I think a complete solution will involve returning a luv_work_t from luv_new_work and likely folding luv_work_ctx_t into it as necessary.

A quicker fix might be to add a uv_work_t* field to luv_work_ctx_t, initialize it to NULL, and then populate it in luv_queue_work (and make sure we can't run into any use-after-free scenarios).

Actually, I think the right solution might be to make queue return something that can be canceled, as one return of new_work can be queued multiple times, so it seems like the returns of the queue calls are the things that you'd actually want to be cancelable.

In that case, the fix would be to make luv_queue_work return either a luv_req_t (if possible, this would get cancel support for free) or a luv_work_t (if necessary, would need to add a bit of special handling for this).

From the Lua side of things, usage would look something like:

local work = luv.new_work(work_fn, after_work_fn)
local foo = work:queue()
foo:cancel()

I took a bit of a deeper peek under the hood last night after I saw your comments, and while I agree with the latter opinion (of queue returning a cancelable object by default), I am unfortunately a bit over my head on trying to provide any sort of code change to resolve this I fear :(

I can read the code generally fine but I am failing to grasp how the lua pieces of this interact with the c code under the hood (due to my not knowing how lua is implemented within C in general). I am going to step back on this and follow along the chain, but I don't believe I'll have any useful code I can provide here

No worries, I've started attempting an implementation in my fork here: https://github.com/squeek502/luv/tree/cancelable-work

When testing things I realized that the example in the first comment in this thread won't work even if cancel is fixed for uv_work_t. From the threads guide:

Only tasks that are yet to be started can be cancelled. If a task has already started executing, or it has finished executing, uv_cancel() will fail.

Further, uv_cancel can fail even if it's called before the loop is ever run:

local luv = require("luv")
local work_fn = function(i)
  print(i)
  return i
end
local after_work_fn = function(...)
  print("after_work_fn", ...)
end
local work = luv.new_work(work_fn, after_work_fn)

-- queue 16 instances
local reqs = {}
for i=1,16 do
  table.insert(reqs, work:queue(i))
end

-- cancel them all
for i, queued in ipairs(reqs) do
  print(i, queued:cancel())
end

-- now run the loop
luv.run()

Will output something like (the added comments are annotations to make it more understandable):

-- the first four queued can't be canceled
1	nil	EBUSY: resource busy or locked	EBUSY
2	nil	EBUSY: resource busy or locked	EBUSY
3	nil	EBUSY: resource busy or locked	EBUSY
4	nil	EBUSY: resource busy or locked	EBUSY
-- the rest are successfully canceled
5	0
6	0
7	0
8	0
9	0
10	0
11	0
12	0
13	0
14	0
15	0
16	0
after_work_fn -- these are all the canceled `uv_work_t`
after_work_fn
after_work_fn
after_work_fn
after_work_fn
after_work_fn
after_work_fn
after_work_fn
after_work_fn
after_work_fn
after_work_fn
after_work_fn -- end successfully canceled `uv_work_t`
2 -- this is work_fn being called for the 2nd queued work
after_work_fn	2
3 -- this is work_fn being called for the 3rd queued work
1 -- this is work_fn being called for the 1st queued work
after_work_fn	3
after_work_fn	1
4 -- this is work_fn being called for the 4th queued work
after_work_fn	4

So, your use case unfortunately doesn't seem to fit this API.
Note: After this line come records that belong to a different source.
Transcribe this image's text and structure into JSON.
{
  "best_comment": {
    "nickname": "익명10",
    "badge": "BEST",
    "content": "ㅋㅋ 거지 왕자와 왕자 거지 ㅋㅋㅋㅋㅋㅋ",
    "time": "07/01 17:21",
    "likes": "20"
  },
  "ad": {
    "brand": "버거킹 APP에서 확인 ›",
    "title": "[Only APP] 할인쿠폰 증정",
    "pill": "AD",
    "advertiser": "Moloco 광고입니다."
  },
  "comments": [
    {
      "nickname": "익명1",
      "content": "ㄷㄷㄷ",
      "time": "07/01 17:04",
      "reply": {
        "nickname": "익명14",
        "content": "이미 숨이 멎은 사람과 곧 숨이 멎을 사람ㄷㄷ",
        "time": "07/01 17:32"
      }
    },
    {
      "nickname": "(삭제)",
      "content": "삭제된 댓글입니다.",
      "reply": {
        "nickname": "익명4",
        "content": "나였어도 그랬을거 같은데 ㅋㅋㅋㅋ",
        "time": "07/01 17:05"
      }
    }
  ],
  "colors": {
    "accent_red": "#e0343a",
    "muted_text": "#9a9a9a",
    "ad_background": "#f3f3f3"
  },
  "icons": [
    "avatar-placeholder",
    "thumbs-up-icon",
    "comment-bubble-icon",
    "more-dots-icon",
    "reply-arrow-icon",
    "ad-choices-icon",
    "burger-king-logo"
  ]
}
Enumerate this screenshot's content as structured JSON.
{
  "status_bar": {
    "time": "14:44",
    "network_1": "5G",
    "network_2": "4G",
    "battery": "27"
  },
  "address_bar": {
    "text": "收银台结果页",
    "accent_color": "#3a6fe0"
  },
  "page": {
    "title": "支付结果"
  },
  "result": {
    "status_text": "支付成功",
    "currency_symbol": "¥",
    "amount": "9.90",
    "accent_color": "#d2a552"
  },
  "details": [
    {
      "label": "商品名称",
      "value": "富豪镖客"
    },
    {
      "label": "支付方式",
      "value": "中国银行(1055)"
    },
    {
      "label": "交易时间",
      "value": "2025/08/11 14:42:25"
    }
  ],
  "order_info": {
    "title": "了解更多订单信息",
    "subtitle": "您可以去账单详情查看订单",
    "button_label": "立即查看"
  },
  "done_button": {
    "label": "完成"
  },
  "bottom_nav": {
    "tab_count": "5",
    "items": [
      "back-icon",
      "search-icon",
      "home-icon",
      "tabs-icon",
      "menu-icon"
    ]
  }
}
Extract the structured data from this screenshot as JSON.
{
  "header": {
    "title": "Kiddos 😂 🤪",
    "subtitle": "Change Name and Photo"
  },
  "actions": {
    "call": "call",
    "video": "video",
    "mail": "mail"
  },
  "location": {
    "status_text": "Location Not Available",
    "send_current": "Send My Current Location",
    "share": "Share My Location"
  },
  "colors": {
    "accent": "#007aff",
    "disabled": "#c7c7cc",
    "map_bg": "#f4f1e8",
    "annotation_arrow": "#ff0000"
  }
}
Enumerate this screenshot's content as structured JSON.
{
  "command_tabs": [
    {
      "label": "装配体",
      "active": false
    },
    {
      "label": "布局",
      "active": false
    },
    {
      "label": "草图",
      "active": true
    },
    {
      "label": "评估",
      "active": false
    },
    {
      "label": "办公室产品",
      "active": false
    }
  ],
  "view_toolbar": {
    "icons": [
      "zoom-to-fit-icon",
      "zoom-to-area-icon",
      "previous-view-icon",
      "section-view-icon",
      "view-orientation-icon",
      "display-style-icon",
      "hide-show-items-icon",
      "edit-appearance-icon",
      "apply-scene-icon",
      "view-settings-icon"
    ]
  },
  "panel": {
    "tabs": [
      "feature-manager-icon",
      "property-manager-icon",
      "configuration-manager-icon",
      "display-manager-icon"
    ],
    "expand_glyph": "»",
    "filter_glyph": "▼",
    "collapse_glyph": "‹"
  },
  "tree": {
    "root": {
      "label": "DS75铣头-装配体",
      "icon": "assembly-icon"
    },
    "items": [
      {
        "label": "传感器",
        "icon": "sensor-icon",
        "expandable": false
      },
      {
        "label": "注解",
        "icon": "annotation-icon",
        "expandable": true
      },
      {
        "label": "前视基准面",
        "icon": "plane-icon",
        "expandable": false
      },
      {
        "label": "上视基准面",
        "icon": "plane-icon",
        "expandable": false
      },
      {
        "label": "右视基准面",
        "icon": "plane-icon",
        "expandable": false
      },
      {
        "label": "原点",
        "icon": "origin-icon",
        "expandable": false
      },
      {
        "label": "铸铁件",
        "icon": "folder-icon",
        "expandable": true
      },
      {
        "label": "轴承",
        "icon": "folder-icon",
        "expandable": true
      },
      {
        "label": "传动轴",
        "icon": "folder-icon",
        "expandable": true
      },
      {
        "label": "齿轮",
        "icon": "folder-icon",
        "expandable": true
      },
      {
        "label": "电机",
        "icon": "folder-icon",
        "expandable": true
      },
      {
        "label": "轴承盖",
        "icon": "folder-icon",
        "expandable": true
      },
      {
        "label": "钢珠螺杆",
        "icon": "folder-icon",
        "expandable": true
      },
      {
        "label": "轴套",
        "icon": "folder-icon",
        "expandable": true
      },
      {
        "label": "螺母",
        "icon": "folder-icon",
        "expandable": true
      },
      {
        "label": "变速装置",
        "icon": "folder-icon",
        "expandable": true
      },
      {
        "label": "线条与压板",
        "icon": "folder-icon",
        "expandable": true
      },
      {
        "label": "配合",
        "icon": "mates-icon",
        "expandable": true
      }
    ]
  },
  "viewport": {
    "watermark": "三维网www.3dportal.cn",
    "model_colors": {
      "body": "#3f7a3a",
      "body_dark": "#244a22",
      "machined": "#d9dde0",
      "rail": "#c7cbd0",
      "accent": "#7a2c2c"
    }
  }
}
Well thats no good :( What is the recommended way to handle something like my initial use case (work that needs to be stopped "mid flight")?

Libuv is an event loop, while it's running your code it has no control. cancel was never intended to be able to stop any non-IO request mid execution (Libuv handles all IO itself).

Libuv is an event loop, while it's running your code it has no control

That doesn't make sense. Libuv is an event loop, any subprocess it starts should be terminable (even if it is forcible).

That said it does appear that cancel is not quite what I wanted here

the thread doc states the following

uv_cancel() is useful to cleanup pending tasks if the user requests termination. For example, a music player may queue up 
multiple directories to be scanned for audio files. If the user terminates the program, it should quit quickly and not wait until all 
pending requests are run.

So that brings me back to my initial request then. How do I kill a luv_work_ctx_t handle?

Libuv is an event loop, any subprocess it starts should be terminable

Libuv is not preemptive, libuv is never in control when user code is running.

The paragraph immediately preceding that documentation notes the limitation:

Only tasks that are yet to be started can be cancelled. If a task has already started executing, or it has finished executing, uv_cancel() will fail.

uv_cancel() is useful to cleanup pending tasks if the user requests termination.

You can cancel work requests that have not yet begun, but once the request has started it must run to completion. Libuv runs work requests by calling the work function, at which point the only way it regains control is when that function returns.

You can cancel work requests that have not yet begun, but once the request has started it must run to completion. Libuv runs work requests by calling the work function, at which point the only way it regains control is when that function returns.

To be clear then, this means there is no way to kill an in flight luv_work_ctx_t? It seems a bit odd to me that a framework that provides an event loop doesn't have some sort of protection against runaway work being done in its loop.

I am not completely set on using the work context for this, it just seemed to be the best fit for what I needed. I believe luv also offers true OS threads though that seemed much more expensive for what I am looking for (my framework I am building cannot make guarantees about the work being done and needs a way to kill (at a user's request) active running work).

I want to be clear, I am not against using an alternative. I am asking what that alternative may be if using luv_work_ctx_t is not the answer. Its clear that cancel wont work. Cool, so what should I look into?

It seems a bit odd to me that a framework that provides an event loop doesn't have some sort of protection against runaway work being done in its loop.

It's not all that uncommon, stopping an in-flight work request requires preempting, which is quite difficult to do (nearly impossible at Libuv's level).

As far as I'm aware Libuv doesn't provide any way to stop, kill, or otherwise halt a spawned thread; much less do the same for an individual work request (which will be running on one of Libuv's threadpool threads).

If you cannot guarantee that the work will ever finish, you'll either need to delegate it to its own thread (at which point the os scheduler will handle it behaving poorly) or instrument it with your own code that will preempt it if it runs for too long or something similar. For the latter, you can use debug.sethook.

If you cannot guarantee that the work will ever finish, you'll either need to delegate it to its own thread (at which point the os scheduler will handle it behaving poorly) or instrument it with your own code that will preempt it if it runs for too long or something similar. For the latter, you can use debug.sethook.

Well that's not the answer I was hoping for lol. I appreciate the direction. It appears that the request to get cancel implemented is still needed as it doesn't exist in the luv implementation of libuv, however it also sounds like getting that implemented won't address my specific issue. Should I close this thread out or does the luv team want this to stay open to track the luv_work_ctx_t cancel work?

Leave it open, we definitely should make our cancel bindings work with uv_work_t.